- Tell Mannas Location in Syria
- Coordinates: 35°38′28″N 36°44′6″E﻿ / ﻿35.64111°N 36.73500°E
- Country: Syria
- Governorate: Idlib Governorate
- District: Maarrat al-Nu'man

Population (2004)
- • Total: 11,359

= Tell Mannas =

Tell Mannas (بلدة تلمنس), sometimes spelled Telminnes, Tal Minnis, Talmanis, Talmanes or Telmans, is a village 5 km east of Maarrat al-Nu'man. The village is administratively a part of the Maarrat al-Nu'man District in the Idlib Governorate. According to the Syria Central Bureau of Statistics (CBS), Tell Mannas had a population of 11,359 in the 2004 census.

==History==
During the late Umayyad period, the olive groves of Tall Mannas were used by the troops of Caliph Marwan II to ambush the rebel Umayyad prince Sulayman ibn Hisham as he passed through the area. In the early 9th century, Tall Mannas was controlled by the Tanukhids under their chieftain al-Hawari ibn Hittin, during their rebellion against the Abbasid princely family, the Banu Salih. Tall Mannas was used a residence by the Abbasid caliph al-Mutawakkil when he visited the area in 858. It was described by local geographer Yaqut al-Hamawi as a fortress near Ma'arrat al-Nu'man.

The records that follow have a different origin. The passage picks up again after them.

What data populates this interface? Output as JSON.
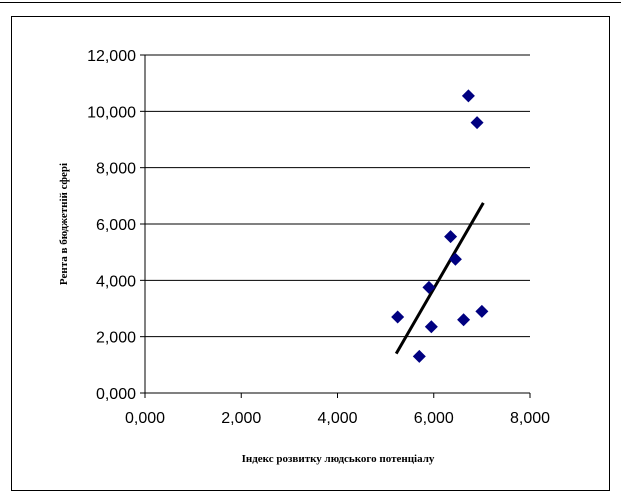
{
  "chart_data": {
    "type": "scatter",
    "title": "",
    "xlabel": "Індекс розвитку людського потенціалу",
    "ylabel": "Рента в бюджетній сфері",
    "xlim": [
      0,
      8
    ],
    "ylim": [
      0,
      12
    ],
    "x_ticks": [
      "0,000",
      "2,000",
      "4,000",
      "6,000",
      "8,000"
    ],
    "y_ticks": [
      "0,000",
      "2,000",
      "4,000",
      "6,000",
      "8,000",
      "10,000",
      "12,000"
    ],
    "horizontal_grid": true,
    "vertical_grid": false,
    "legend": "none",
    "marker": "diamond",
    "marker_color": "#000080",
    "trendline_color": "#000000",
    "points": [
      {
        "x": 5.25,
        "y": 2.7
      },
      {
        "x": 5.7,
        "y": 1.3
      },
      {
        "x": 5.9,
        "y": 3.75
      },
      {
        "x": 5.95,
        "y": 2.35
      },
      {
        "x": 6.35,
        "y": 5.55
      },
      {
        "x": 6.45,
        "y": 4.75
      },
      {
        "x": 6.62,
        "y": 2.6
      },
      {
        "x": 6.72,
        "y": 10.55
      },
      {
        "x": 6.9,
        "y": 9.6
      },
      {
        "x": 7.0,
        "y": 2.9
      }
    ],
    "trendline": {
      "x1": 5.22,
      "y1": 1.4,
      "x2": 7.03,
      "y2": 6.75
    }
  }
}
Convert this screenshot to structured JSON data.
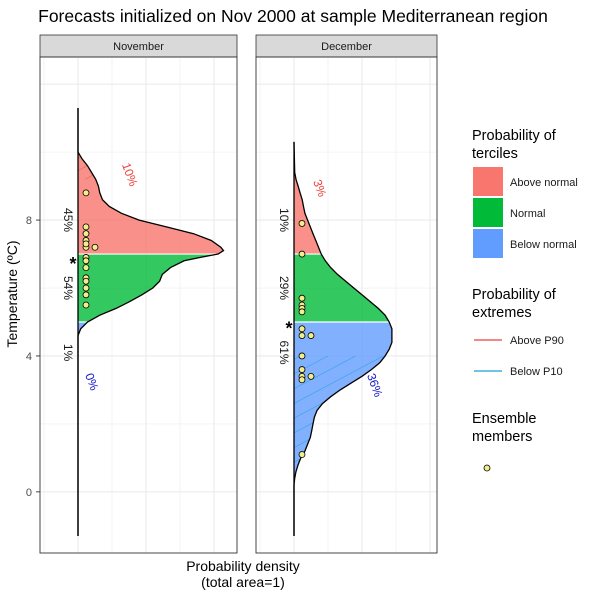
{
  "chart_data": {
    "type": "area",
    "title": "Forecasts initialized on Nov 2000 at sample Mediterranean region",
    "ylabel": "Temperature (ºC)",
    "xlabel": "Probability density\n(total area=1)",
    "ylim": [
      -1.8,
      12.8
    ],
    "yticks": [
      0,
      4,
      8
    ],
    "grid": true,
    "colors": {
      "above_normal": "#F8766D",
      "normal": "#00BA38",
      "below_normal": "#619CFF",
      "above_p90": "#E8423B",
      "below_p10": "#1B9EDB",
      "member_fill": "#F2EE8C",
      "strip_bg": "#D9D9D9"
    },
    "legend": {
      "position": "right",
      "terciles_title": "Probability of\nterciles",
      "terciles": [
        "Above normal",
        "Normal",
        "Below normal"
      ],
      "extremes_title": "Probability of\nextremes",
      "extremes": [
        "Above P90",
        "Below P10"
      ],
      "members_title": "Ensemble\nmembers"
    },
    "panels": [
      {
        "strip": "November",
        "y_range": [
          -1.3,
          11.3
        ],
        "density": [
          [
            11.3,
            0
          ],
          [
            10,
            0
          ],
          [
            9.8,
            0.03
          ],
          [
            9.6,
            0.07
          ],
          [
            9.4,
            0.1
          ],
          [
            9.2,
            0.13
          ],
          [
            9,
            0.15
          ],
          [
            8.8,
            0.16
          ],
          [
            8.6,
            0.18
          ],
          [
            8.4,
            0.23
          ],
          [
            8.2,
            0.32
          ],
          [
            8,
            0.45
          ],
          [
            7.8,
            0.65
          ],
          [
            7.6,
            0.85
          ],
          [
            7.4,
            0.98
          ],
          [
            7.2,
            1.05
          ],
          [
            7.1,
            1.07
          ],
          [
            7,
            1.03
          ],
          [
            6.9,
            0.9
          ],
          [
            6.8,
            0.78
          ],
          [
            6.6,
            0.68
          ],
          [
            6.4,
            0.62
          ],
          [
            6.2,
            0.6
          ],
          [
            6,
            0.55
          ],
          [
            5.8,
            0.47
          ],
          [
            5.6,
            0.38
          ],
          [
            5.4,
            0.28
          ],
          [
            5.2,
            0.16
          ],
          [
            5,
            0.07
          ],
          [
            4.8,
            0.02
          ],
          [
            4.6,
            0
          ],
          [
            -1.3,
            0
          ]
        ],
        "tercile_bounds": {
          "upper": 7.0,
          "lower": 5.0
        },
        "extreme_bounds": {
          "p90": 9.2,
          "p10": 4.5
        },
        "tercile_probs": {
          "above": "45%",
          "normal": "54%",
          "below": "1%"
        },
        "extreme_probs": {
          "above": "10%",
          "below": "0%"
        },
        "most_likely": "normal",
        "members": [
          8.8,
          7.8,
          7.6,
          7.4,
          7.2,
          7.3,
          7.2,
          6.9,
          6.8,
          6.6,
          6.3,
          6.2,
          6.0,
          5.8,
          5.5
        ]
      },
      {
        "strip": "December",
        "y_range": [
          -1.3,
          10.3
        ],
        "density": [
          [
            10.3,
            0
          ],
          [
            9.4,
            0.005
          ],
          [
            9.2,
            0.015
          ],
          [
            9,
            0.03
          ],
          [
            8.8,
            0.045
          ],
          [
            8.6,
            0.06
          ],
          [
            8.4,
            0.07
          ],
          [
            8.2,
            0.08
          ],
          [
            8,
            0.1
          ],
          [
            7.8,
            0.12
          ],
          [
            7.6,
            0.14
          ],
          [
            7.4,
            0.16
          ],
          [
            7.2,
            0.18
          ],
          [
            7,
            0.2
          ],
          [
            6.8,
            0.23
          ],
          [
            6.6,
            0.27
          ],
          [
            6.4,
            0.32
          ],
          [
            6.2,
            0.38
          ],
          [
            6,
            0.44
          ],
          [
            5.8,
            0.5
          ],
          [
            5.6,
            0.56
          ],
          [
            5.4,
            0.62
          ],
          [
            5.2,
            0.67
          ],
          [
            5,
            0.7
          ],
          [
            4.8,
            0.72
          ],
          [
            4.6,
            0.72
          ],
          [
            4.4,
            0.72
          ],
          [
            4.2,
            0.7
          ],
          [
            4,
            0.67
          ],
          [
            3.8,
            0.63
          ],
          [
            3.6,
            0.57
          ],
          [
            3.4,
            0.5
          ],
          [
            3.2,
            0.42
          ],
          [
            3,
            0.34
          ],
          [
            2.8,
            0.27
          ],
          [
            2.6,
            0.21
          ],
          [
            2.4,
            0.17
          ],
          [
            2.2,
            0.15
          ],
          [
            2,
            0.14
          ],
          [
            1.8,
            0.13
          ],
          [
            1.6,
            0.12
          ],
          [
            1.4,
            0.1
          ],
          [
            1.2,
            0.08
          ],
          [
            1,
            0.05
          ],
          [
            0.8,
            0.03
          ],
          [
            0.6,
            0.015
          ],
          [
            0.4,
            0.005
          ],
          [
            0.2,
            0
          ],
          [
            -1.3,
            0
          ]
        ],
        "tercile_bounds": {
          "upper": 7.0,
          "lower": 5.0
        },
        "extreme_bounds": {
          "p90": 9.4,
          "p10": 4.0
        },
        "tercile_probs": {
          "above": "10%",
          "normal": "29%",
          "below": "61%"
        },
        "extreme_probs": {
          "above": "3%",
          "below": "36%"
        },
        "most_likely": "below",
        "members": [
          7.9,
          7.0,
          5.7,
          5.5,
          5.4,
          5.3,
          4.8,
          4.6,
          4.6,
          4.0,
          3.6,
          3.4,
          3.4,
          3.3,
          1.1
        ]
      }
    ]
  }
}
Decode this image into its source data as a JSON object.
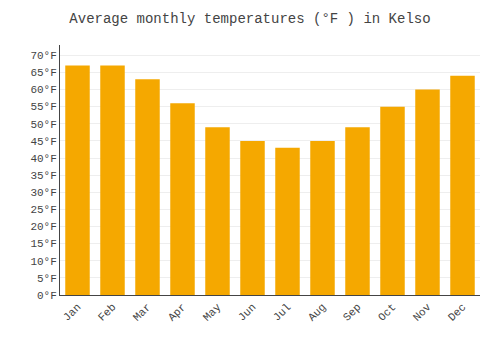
{
  "chart_data": {
    "type": "bar",
    "title": "Average monthly temperatures (°F ) in Kelso",
    "categories": [
      "Jan",
      "Feb",
      "Mar",
      "Apr",
      "May",
      "Jun",
      "Jul",
      "Aug",
      "Sep",
      "Oct",
      "Nov",
      "Dec"
    ],
    "values": [
      67,
      67,
      63,
      56,
      49,
      45,
      43,
      45,
      49,
      55,
      60,
      64
    ],
    "color": "#F5A800",
    "ylim": [
      0,
      73
    ],
    "yticks": [
      {
        "value": 0,
        "label": "0°F"
      },
      {
        "value": 5,
        "label": "5°F"
      },
      {
        "value": 10,
        "label": "10°F"
      },
      {
        "value": 15,
        "label": "15°F"
      },
      {
        "value": 20,
        "label": "20°F"
      },
      {
        "value": 25,
        "label": "25°F"
      },
      {
        "value": 30,
        "label": "30°F"
      },
      {
        "value": 35,
        "label": "35°F"
      },
      {
        "value": 40,
        "label": "40°F"
      },
      {
        "value": 45,
        "label": "45°F"
      },
      {
        "value": 50,
        "label": "50°F"
      },
      {
        "value": 55,
        "label": "55°F"
      },
      {
        "value": 60,
        "label": "60°F"
      },
      {
        "value": 65,
        "label": "65°F"
      },
      {
        "value": 70,
        "label": "70°F"
      }
    ],
    "grid": true
  }
}
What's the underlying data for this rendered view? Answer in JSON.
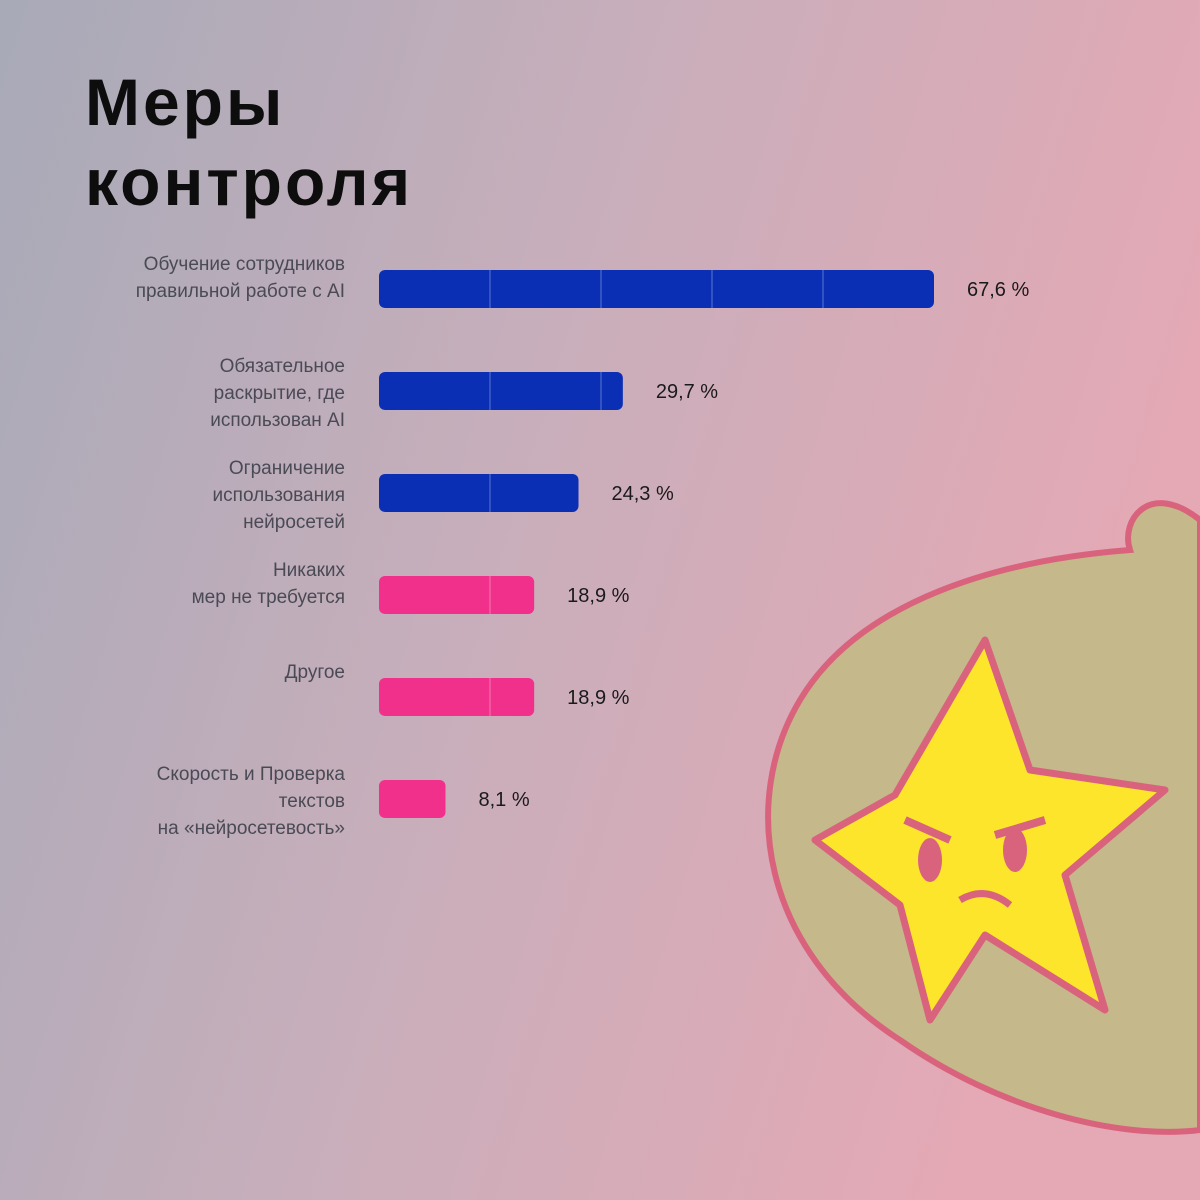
{
  "chart_data": {
    "type": "hbar",
    "title": "Меры\nконтроля",
    "categories": [
      "Обучение сотрудников\nправильной работе с AI",
      "Обязательное\nраскрытие, где\nиспользован AI",
      "Ограничение\nиспользования\nнейросетей",
      "Никаких\nмер не требуется",
      "Другое",
      "Скорость и Проверка\nтекстов\nна «нейросетевость»"
    ],
    "values": [
      67.6,
      29.7,
      24.3,
      18.9,
      18.9,
      8.1
    ],
    "value_labels": [
      "67,6 %",
      "29,7 %",
      "24,3 %",
      "18,9 %",
      "18,9 %",
      "8,1 %"
    ],
    "colors": [
      "#0a2fb5",
      "#0a2fb5",
      "#0a2fb5",
      "#f0308a",
      "#f0308a",
      "#f0308a"
    ],
    "xlim": [
      0,
      67.6
    ]
  }
}
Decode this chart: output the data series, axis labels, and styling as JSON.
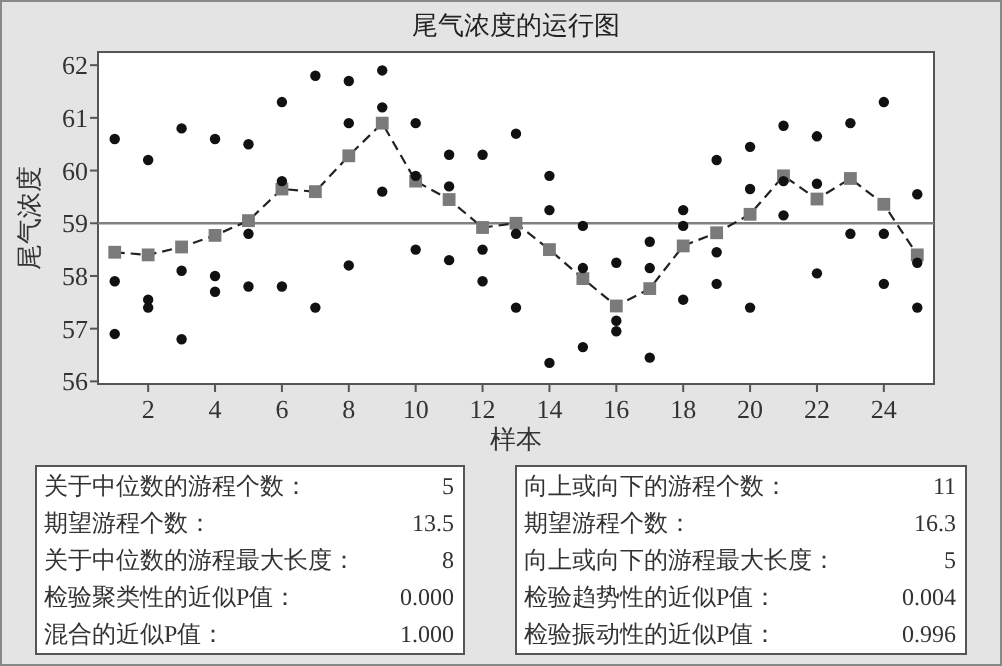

In 1079, the Tutush I of Damascus besieged but failed to capture Tall Mannas during his campaign in northern Syria. Later, in 1098/97 Tall Mannas was inhabited by Christian community of Oriental Orthodox Syriacs and its inhabitants gave safe haven and assistance to the Crusaders under Raymond Pilet of Antioch during their failed siege of Ma'arrat al-Nu'man. Some months later, Ma'arrat al-Nu'man was captured and its entire population massacred by the Crusaders.